I don't know what the natural foodies would say about eating eggs pickled in drain cleaner.
RollerScrapper says: Jan 10, 2012. 7:56 AM
Wow I'm impressed, this is totally hard core! I bought a package of 6 because I like them in Jook (rice porridge) however I didn't realize that eating them alone would be...well pungent. They don't call them horse urine eggs for nothing...it's not the taste, it's the smell. But seriously these things are like blue cheese, small bits make a great impact.

Now I just get them when I get porridge...no more trying to tough my way through 6 of those babies at a time :)

My hat is off to you sir!
depotdevoid says: Jan 10, 2012. 7:37 AM
You are a brave man Mikeasaurus. I'm kind of afraid of foods preserved with lye . . . still, I've always said I'd try anything once, so I'd give these a whirl. Definitely a scary concept though.

The pictures in this one are great, they really capture the detail of the changed egg. Excellent instructable!
fjordcarver says: Jan 10, 2012. 4:59 AM
These must be really hit the spot after a nintey-nine year famine.
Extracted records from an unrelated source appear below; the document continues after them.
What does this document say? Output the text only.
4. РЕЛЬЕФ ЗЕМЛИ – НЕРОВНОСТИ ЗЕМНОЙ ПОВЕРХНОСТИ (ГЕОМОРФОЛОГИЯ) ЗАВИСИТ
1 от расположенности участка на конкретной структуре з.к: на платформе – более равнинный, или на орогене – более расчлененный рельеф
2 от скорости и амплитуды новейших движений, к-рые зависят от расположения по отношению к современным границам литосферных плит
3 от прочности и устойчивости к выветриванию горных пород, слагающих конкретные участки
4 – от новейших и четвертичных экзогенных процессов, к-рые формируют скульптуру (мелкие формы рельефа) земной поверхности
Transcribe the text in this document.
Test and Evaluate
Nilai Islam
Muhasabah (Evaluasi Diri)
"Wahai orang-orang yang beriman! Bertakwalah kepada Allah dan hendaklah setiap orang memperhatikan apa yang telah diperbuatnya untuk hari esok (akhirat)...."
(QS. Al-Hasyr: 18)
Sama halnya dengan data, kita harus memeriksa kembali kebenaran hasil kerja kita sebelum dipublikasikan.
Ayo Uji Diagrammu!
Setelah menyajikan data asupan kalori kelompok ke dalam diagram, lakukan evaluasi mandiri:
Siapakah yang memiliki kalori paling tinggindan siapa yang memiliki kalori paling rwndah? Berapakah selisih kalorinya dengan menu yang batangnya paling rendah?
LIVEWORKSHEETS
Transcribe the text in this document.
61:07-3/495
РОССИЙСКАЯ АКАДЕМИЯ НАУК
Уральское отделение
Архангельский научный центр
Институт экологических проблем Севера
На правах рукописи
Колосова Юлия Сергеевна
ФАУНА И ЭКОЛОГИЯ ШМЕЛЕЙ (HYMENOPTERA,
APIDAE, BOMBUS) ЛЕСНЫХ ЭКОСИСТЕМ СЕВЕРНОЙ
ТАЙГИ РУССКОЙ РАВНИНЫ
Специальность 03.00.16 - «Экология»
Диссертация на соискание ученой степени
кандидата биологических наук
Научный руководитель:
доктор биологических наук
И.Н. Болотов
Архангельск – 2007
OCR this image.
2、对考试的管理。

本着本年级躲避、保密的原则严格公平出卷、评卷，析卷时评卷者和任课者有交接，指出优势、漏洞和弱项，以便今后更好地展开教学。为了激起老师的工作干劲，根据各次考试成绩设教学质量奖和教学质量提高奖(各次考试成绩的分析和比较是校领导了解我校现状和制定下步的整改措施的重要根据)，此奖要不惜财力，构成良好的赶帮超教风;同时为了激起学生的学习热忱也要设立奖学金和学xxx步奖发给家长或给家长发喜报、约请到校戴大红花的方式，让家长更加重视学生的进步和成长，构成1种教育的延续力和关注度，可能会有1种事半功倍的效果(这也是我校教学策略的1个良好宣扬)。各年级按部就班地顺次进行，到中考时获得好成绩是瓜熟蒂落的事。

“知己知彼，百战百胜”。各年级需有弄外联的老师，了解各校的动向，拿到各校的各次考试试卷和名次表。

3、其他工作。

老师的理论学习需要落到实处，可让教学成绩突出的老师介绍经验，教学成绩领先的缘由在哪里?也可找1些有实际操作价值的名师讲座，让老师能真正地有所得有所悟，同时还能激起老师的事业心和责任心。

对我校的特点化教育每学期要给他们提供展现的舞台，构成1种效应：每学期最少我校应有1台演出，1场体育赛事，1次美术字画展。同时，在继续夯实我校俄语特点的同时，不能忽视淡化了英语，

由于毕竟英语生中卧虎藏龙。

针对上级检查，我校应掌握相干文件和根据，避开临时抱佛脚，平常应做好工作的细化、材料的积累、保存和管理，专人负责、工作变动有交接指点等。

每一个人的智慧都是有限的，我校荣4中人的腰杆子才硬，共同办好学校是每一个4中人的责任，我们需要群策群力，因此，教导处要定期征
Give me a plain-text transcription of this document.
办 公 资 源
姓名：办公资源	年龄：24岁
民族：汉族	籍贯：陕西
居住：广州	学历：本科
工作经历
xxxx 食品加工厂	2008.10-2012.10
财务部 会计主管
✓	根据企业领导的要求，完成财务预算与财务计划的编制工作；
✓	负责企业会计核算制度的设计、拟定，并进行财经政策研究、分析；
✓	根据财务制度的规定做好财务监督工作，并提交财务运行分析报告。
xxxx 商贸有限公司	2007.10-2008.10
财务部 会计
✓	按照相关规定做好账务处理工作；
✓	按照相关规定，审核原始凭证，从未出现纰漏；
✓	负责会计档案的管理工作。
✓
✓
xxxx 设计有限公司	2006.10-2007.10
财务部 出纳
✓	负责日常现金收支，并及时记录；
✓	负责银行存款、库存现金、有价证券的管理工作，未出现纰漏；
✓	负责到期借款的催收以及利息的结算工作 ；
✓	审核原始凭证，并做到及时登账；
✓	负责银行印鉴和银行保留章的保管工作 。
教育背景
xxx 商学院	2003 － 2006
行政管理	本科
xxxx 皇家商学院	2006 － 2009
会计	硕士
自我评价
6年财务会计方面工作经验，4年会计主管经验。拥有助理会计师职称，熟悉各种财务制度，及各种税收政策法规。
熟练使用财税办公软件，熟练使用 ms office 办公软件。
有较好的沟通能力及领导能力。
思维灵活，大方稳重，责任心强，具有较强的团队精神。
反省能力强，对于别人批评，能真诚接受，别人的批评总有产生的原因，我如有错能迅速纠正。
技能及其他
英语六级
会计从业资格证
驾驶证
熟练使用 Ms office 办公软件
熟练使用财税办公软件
MMM-mmm good.
SlickSqueegie says: Jan 10, 2012. 4:42 AM
I actually read the history of these eggs some time ago.

They smell like amonia dont they?
sunshiine says: Jan 9, 2012. 4:52 PM
Awesome ible! I am happy I have never been offered one of these though. I have a weak stomach! I will be checking back to see all the daring people who have eaten these! Thanks for sharing. Your ibles are always interesting!
sunshiine
sherrycayheyhey says: Jan 9, 2012. 4:29 PM
Forget working up the courage to open one, how about the courage to eat one?! These are intriguing and scary. I don't know if I'm brave enough to do the whole lye thing (even though it is used in food) and patient enough to wait WEEKS to have some eggies but a century egg patch sure would be cool on my profile...

I don't know much about lye so this may be a dumb questions but do you think I could substitute actual ash for the lye? I have chinchilla dust bath powder that says it's natural and I feel like if it's safe enough for my pet to bathe in then it's probably ok to use in prepping these eggs.
sokamiwohali says: Jan 9, 2012. 3:41 PM
did they smell bad? or did they smell like hard boiled eggs for the most part?
technoplastique says: Jan 9, 2012. 2:06 PM
I'm super impressed by how you did this, but that first bite had to be intimidating.